John seemed less intent on insulting longstanding religious belief and more eager to prove Cleave's point---that "his mind was closed round whatever he believed at the time"...a marvelous luxury for a man apparently answerable to no one and responsible for nothing other than amusing himself and a close journalistic friend. Perhaps it was John who lost his sense of context: the greater audience to whom he *would* be speaking, once the article transcended its humble original target. Or didn't he think it would really go that far?

It did, of course.

And this wasn't just the insular "Evening Standard" world of London, whose readers would buy their copy on the train heading for home and who'd likely dismiss John's words as just one more pop-star's sense of jocosity. Cleave's article was decidedly not a forum for serious philosophical statements. But religion is taken seriously in some parts of the world---as seriously as invitations from presidents, for instance :-) --- and the responsibility Lennon eschewed, unwanted though it was (that of role-model for fans and fanatics worldwide) was more a reality than he was ever willing to admit.

Witness McCartney's incredulity over public castigation a mere year later when Paul admitted (in print no less) to taking LSD. He spent a good deal of valuable "Sgt.

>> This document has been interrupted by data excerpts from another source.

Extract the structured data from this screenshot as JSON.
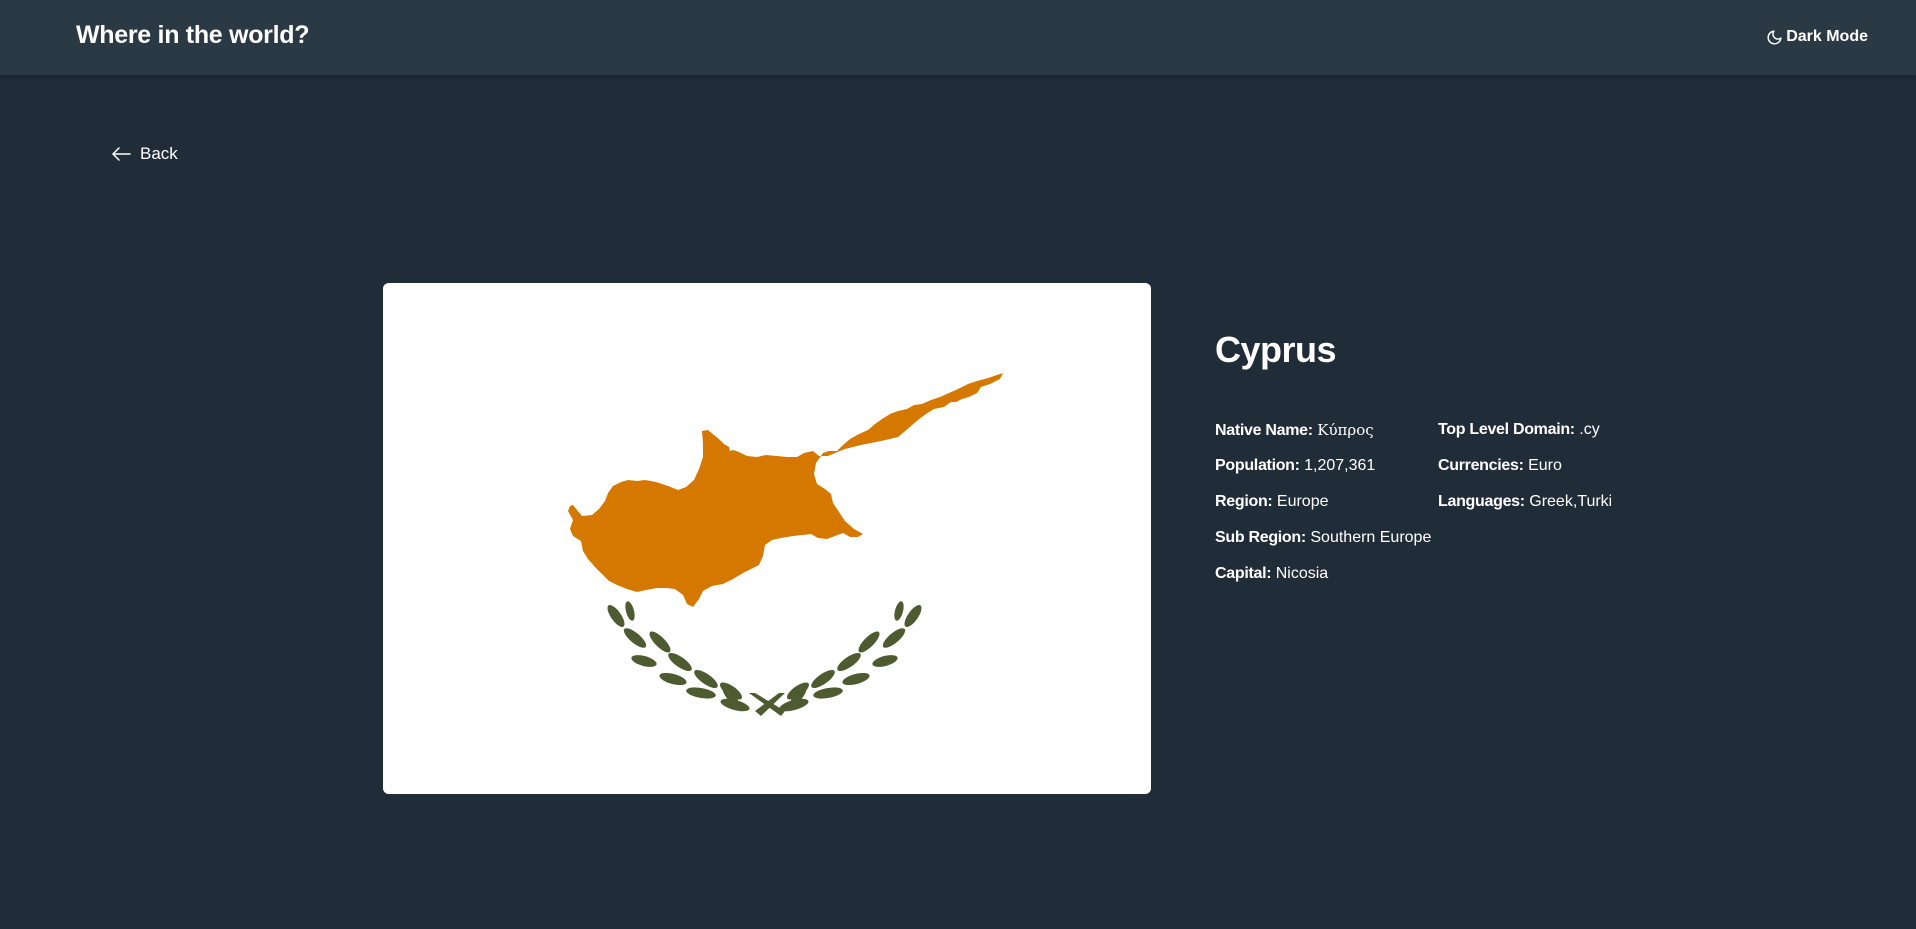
{
  "header": {
    "title": "Where in the world?",
    "mode_toggle": {
      "icon": "moon-icon",
      "label": "Dark Mode"
    }
  },
  "back_button": {
    "icon": "arrow-left-icon",
    "label": "Back"
  },
  "country": {
    "name": "Cyprus",
    "flag": {
      "island_color": "#d57800",
      "branches_color": "#4e5b31",
      "background_color": "#ffffff"
    },
    "details_left": [
      {
        "label": "Native Name:",
        "value": "Κύπρος"
      },
      {
        "label": "Population:",
        "value": "1,207,361"
      },
      {
        "label": "Region:",
        "value": "Europe"
      },
      {
        "label": "Sub Region:",
        "value": "Southern Europe"
      },
      {
        "label": "Capital:",
        "value": "Nicosia"
      }
    ],
    "details_right": [
      {
        "label": "Top Level Domain:",
        "value": ".cy"
      },
      {
        "label": "Currencies:",
        "value": "Euro"
      },
      {
        "label": "Languages:",
        "value": "Greek,Turkish"
      }
    ]
  },
  "colors": {
    "background": "#202c37",
    "header": "#2b3945",
    "text": "#ffffff"
  }
}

Pepper" publicity time trying to explain away what he'd meant by his admission...and made halfhearted (if not entirely ineffectual) attempts to explain that he wasn't *advocating* drug use for anyone.

In some sense, I believe John did think that the Beatles *were* more popular than Jesus---at least at that time. He wasn't speaking, as he said, of a situation that *should* have been true; it was not his position to denigrate "Jesus as a person or God as a thing or whatever it is". He was being pressured into saying that he was wrong (the closest John could come to that was "it was taken wrong"---which it certainly was!) And it wasn't music as a whole which John felt had become more important than religion. It was his group. On the one hand, it must have baffled him; on the other, he must've felt a secretive, inner thrill at the power implied by his observation.

What's remarkable is that this statement continues to generate opinions that John (and thus the Beatles...and thus pop music) was antithetical to spirituality. Even Cleave's article indicates that John was beginning his search for something meaningful---if *only* America had bothered to read the entire thing....

--
"Their range invites comparison with Yma Sumac, their intensity of emotion with the victim in a Hitchcock film, and Caruso would envy their volume."